Aufschwung nach langer Durststrecke

Integrierte Pakete: Windows als überraschende Konkurrenz

26.07.1991

MÜNCHEN (CW) - Lange Zeit waren integrierte Pakete wegen der mangelnden Qualität ihrer Komponenten kaum an den Kunden zu bringen. Die Fehler sind inzwischen behoben und die Verkaufszahlen schnellen in die Höhe. Doch die Freude der Anbieter ist verfrüht. Wesentliche Features der Produkte werden inzwischen auch durch die Eigenschaften der Windows-Oberfläche abgedeckt.

Integrierte Produkte fassen die am häufigsten benötigten PC-Programme wie Textverarbeitung, Tabellenkalkulation und Datenbanksystem in einem Paket zusammen. Auf diese Weise bleibt den Anwendern die langwierige Suche nach Softwareprodukten erspart, die miteinander kommunizieren können. Zudem sind integrierte Systeme in der Regel preisgünstiger als ein selbst geschnürtes Softwarepaket.

Trotz dieses laut "IDC-lnfodienst" schlüssigen Konzeptes, ließ der Erfolg auf sich warten, da die Qualität der ersten integrierten Produkte den Anwendererwartungen nicht entsprechen konnten. Zu unterschiedlich sei die Qualität der einzelnen Softwarekomponenten gewesen, die zudem nur unzureichend miteinander verknüpft gewesen wären. Auch das Leistungsangebot innerhalb einer Funktion sei häufig nur als schlecht zu bezeichnen gewesen.

Diese Erfahrungen führten dazu, daß integrierte Pakete sich den Ruf einhandelten, von allem etwas, aber nichts richtig zu beherrschen. Doch diese Situation hat sich laut IDC inzwischen grundlegend geändert. Durch das verbesserte Produktangebot und den Vertrieb über OEM-Kanäle konnten die Anbieter von integrierten Paketen von 1989 auf 1990 Umsatz zuwächse um 56,8 Prozent verbuchen. Gemessen an den Stückzahlen, lag der Zuwachs im selben Zeitraum bei 32 Prozent. Diesen Erfolg verdanken die Anbieter jedoch vor allem privaten PC-Anwendern, kommerzielle Anwender sind dagegen die Ausnahme.

Am meisten profitierte PC-Betriebssystem-Marktführer Microsoft mit "MS-Works" vom Boom integrierter Pakete Inzwischen kann das Unternehmen bei einem Gesamtmarkt von etwa 2,3 Millionen Installationen 850 000 Lizenzvergaben vorweisen. Das entspricht bei den Stückzahlen einem Marktanteil von 24,6 und umsatzmäßig einem Anteil von 36,8 Prozent. Platz zwei und drei besetzt Lotus mit "Lotus Works" und "Symphony", die zusammen einen Umsatzanteil von 33,3 Prozent erwirtschaften (vergleiche auch Tabelle).
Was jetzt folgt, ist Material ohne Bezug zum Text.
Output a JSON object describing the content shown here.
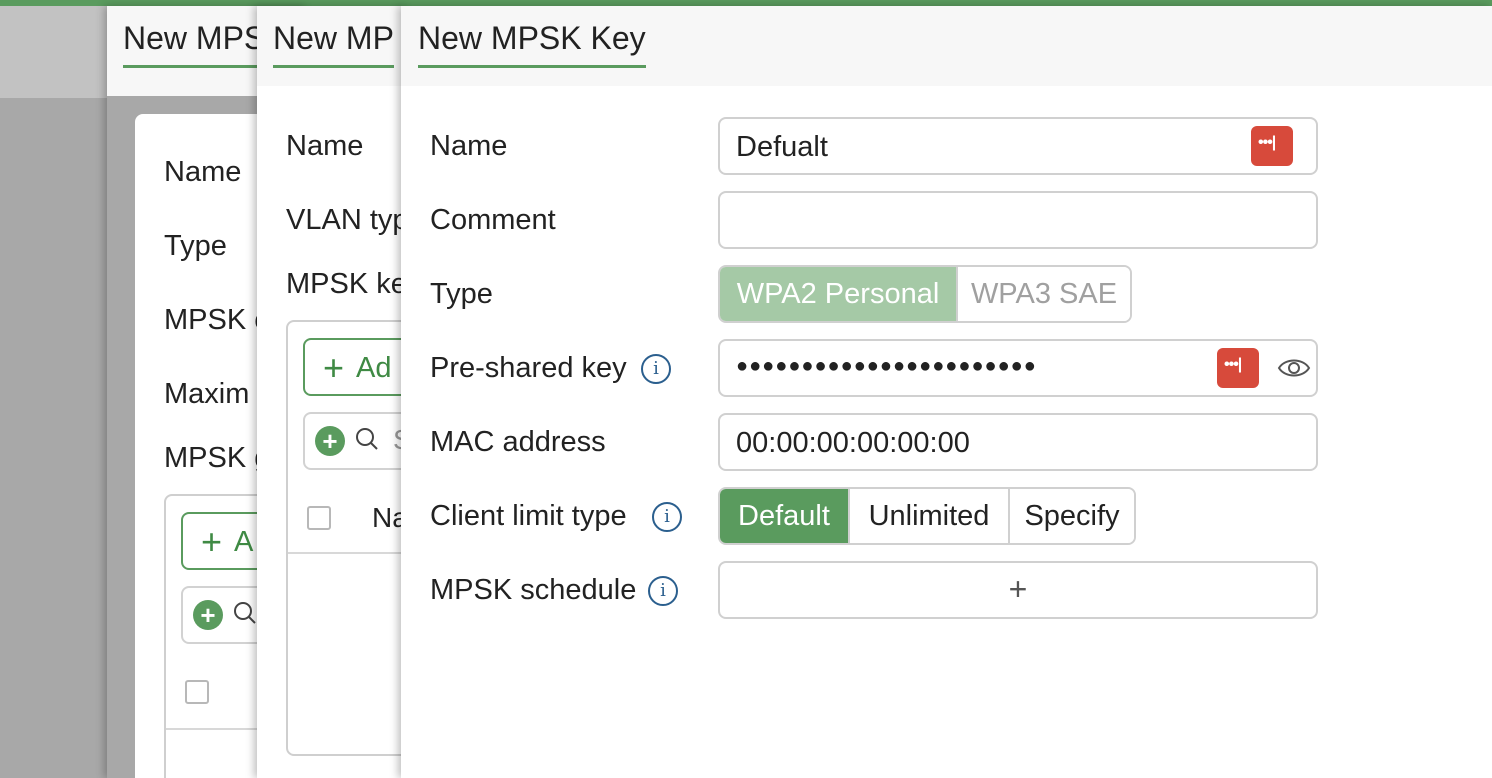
{
  "panels": {
    "back": {
      "title": "New MPS",
      "labels": [
        "Name",
        "Type",
        "MPSK c",
        "Maxim",
        "MPSK g"
      ],
      "add_label": "A",
      "checkbox_header": ""
    },
    "middle": {
      "title": "New MP",
      "labels": [
        "Name",
        "VLAN typ",
        "MPSK ke"
      ],
      "add_label": "Ad",
      "search_partial": "S",
      "column_header": "Na"
    },
    "front": {
      "title": "New MPSK Key",
      "name": {
        "label": "Name",
        "value": "Defualt"
      },
      "comment": {
        "label": "Comment",
        "value": ""
      },
      "type": {
        "label": "Type",
        "options": [
          "WPA2 Personal",
          "WPA3 SAE"
        ],
        "selected": "WPA2 Personal"
      },
      "psk": {
        "label": "Pre-shared key",
        "value": "●●●●●●●●●●●●●●●●●●●●●●●"
      },
      "mac": {
        "label": "MAC address",
        "value": "00:00:00:00:00:00"
      },
      "client_limit": {
        "label": "Client limit type",
        "options": [
          "Default",
          "Unlimited",
          "Specify"
        ],
        "selected": "Default"
      },
      "schedule": {
        "label": "MPSK schedule",
        "add": "+"
      },
      "password_manager_glyph": "•••|",
      "info_glyph": "i"
    }
  },
  "colors": {
    "accent_green": "#5a9b5e",
    "light_green": "#a5c9a6",
    "password_manager_red": "#d74a3b",
    "info_blue": "#2b5f8e"
  },
  "icons": [
    "password-manager-icon",
    "eye-icon",
    "info-icon",
    "search-icon",
    "add-plus-icon"
  ]
}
Doch nun bringt die grafische Benutzeroberfläche Windows 3.0 Unruhe in dieses wachsende Marktsegment. Mit dem einheitlichen "Look and feel" der Schnittstelle, der Interoperabilität zwischen verschiedenen Anwendungen und der Möglichkeit gemeinsamer Datennutzung verfügt die Oberfläche über viele Features, wie sie für integrierte Pakete typisch sind.

Zudem ist der Anwender beim Einsatz verschiedener Windows-Anwendungen nicht auf die Produkte eines einzigen Herstellers angewiesen. Vielmehr hat er laut "lDC-lnfodienst" nun die Möglichkeit, für jede Funktion das für ihn optimal geeignete Produkt einzusetzen und unter Windows zu integrieren .

Bei einer solchen Vorgehensweise erhöhen sich allerdings die Softwarekosten, da jede Komponente extra gekauft werden muß. Negativ schlägt auch zu Buche, daß der sinnvolle Einsatz von Windows einen 386SX-Prozessor und 2 MB Hauptspeicher voraussetzt. Herkömmliche integrierte Pakete begnügen sich dagegen mit 640 KB.